Many poems of his have been published in monographic collections, such as
- Il libro dei Cinque Sentieri [Sebeto Prize 1974], Scheiwiller-All’Insegna del Pesce d’Oro, 1973.
- Other poetic cycles have been published in "Poesia e spiritualità" (year II, no. 4, Passagem Sem Guarda Edizioni, Madeira 2010).
In addition there are some theatrical works by Principe, such as:
- Turbativa (1992)
- La saracena (1998)
- ... poudre d'Ophélia (2002)
- text for the Pantomime K446 by W. A. Mozart (2007)
- Speculum mundi (2008).
Various poems of Principe's have been set to music by composers such as Bruno Bettinelli, Sonia Bo, Massimo Di Gesu.

==Translations==
Principe has translated many works from German (including books by Ernst Jünger and the complete Cantatas by Johann Sebastian Bach).

Principe has been an advocate of writer J. R. R. Tolkien: he contributed to Italian knowledge of The Lord of the Rings by editing the Italian translation of the book from its second edition (1970) onwards.

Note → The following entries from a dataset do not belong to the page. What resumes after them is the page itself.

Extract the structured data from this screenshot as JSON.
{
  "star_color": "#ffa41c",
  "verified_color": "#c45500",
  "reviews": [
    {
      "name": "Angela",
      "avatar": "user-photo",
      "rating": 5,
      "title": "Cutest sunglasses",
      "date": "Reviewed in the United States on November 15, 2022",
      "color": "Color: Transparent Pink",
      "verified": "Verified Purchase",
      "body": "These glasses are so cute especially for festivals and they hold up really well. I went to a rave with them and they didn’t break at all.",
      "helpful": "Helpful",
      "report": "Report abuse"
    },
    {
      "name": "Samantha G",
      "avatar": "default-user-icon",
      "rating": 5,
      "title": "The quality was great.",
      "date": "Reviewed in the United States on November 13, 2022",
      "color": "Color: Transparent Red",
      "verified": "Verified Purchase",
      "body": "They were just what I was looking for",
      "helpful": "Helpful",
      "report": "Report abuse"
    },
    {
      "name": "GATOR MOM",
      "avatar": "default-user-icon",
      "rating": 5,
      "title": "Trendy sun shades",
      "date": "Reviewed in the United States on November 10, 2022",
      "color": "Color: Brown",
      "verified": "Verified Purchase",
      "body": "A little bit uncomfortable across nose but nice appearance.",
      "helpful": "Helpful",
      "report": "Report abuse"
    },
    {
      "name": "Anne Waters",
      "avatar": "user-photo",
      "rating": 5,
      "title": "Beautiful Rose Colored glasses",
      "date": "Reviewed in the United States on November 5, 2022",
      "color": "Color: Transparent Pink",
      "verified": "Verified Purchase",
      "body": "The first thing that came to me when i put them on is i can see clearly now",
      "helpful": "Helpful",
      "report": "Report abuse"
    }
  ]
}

He has contributed since 1992 to the Sunday cultural supplement of Il Sole 24 Ore.

==Honours==
In 1996 the President of the Austrian Republic awarded Principe the 1st Class Cross of Honour for Science and Art.

In 2006 he was elected a member of the Accademia Nazionale di Santa Cecilia in Rome.

In 2009 the President of the Italian Republic bestowed on him the title of Knight of the Order of Merit of the Italian Republic.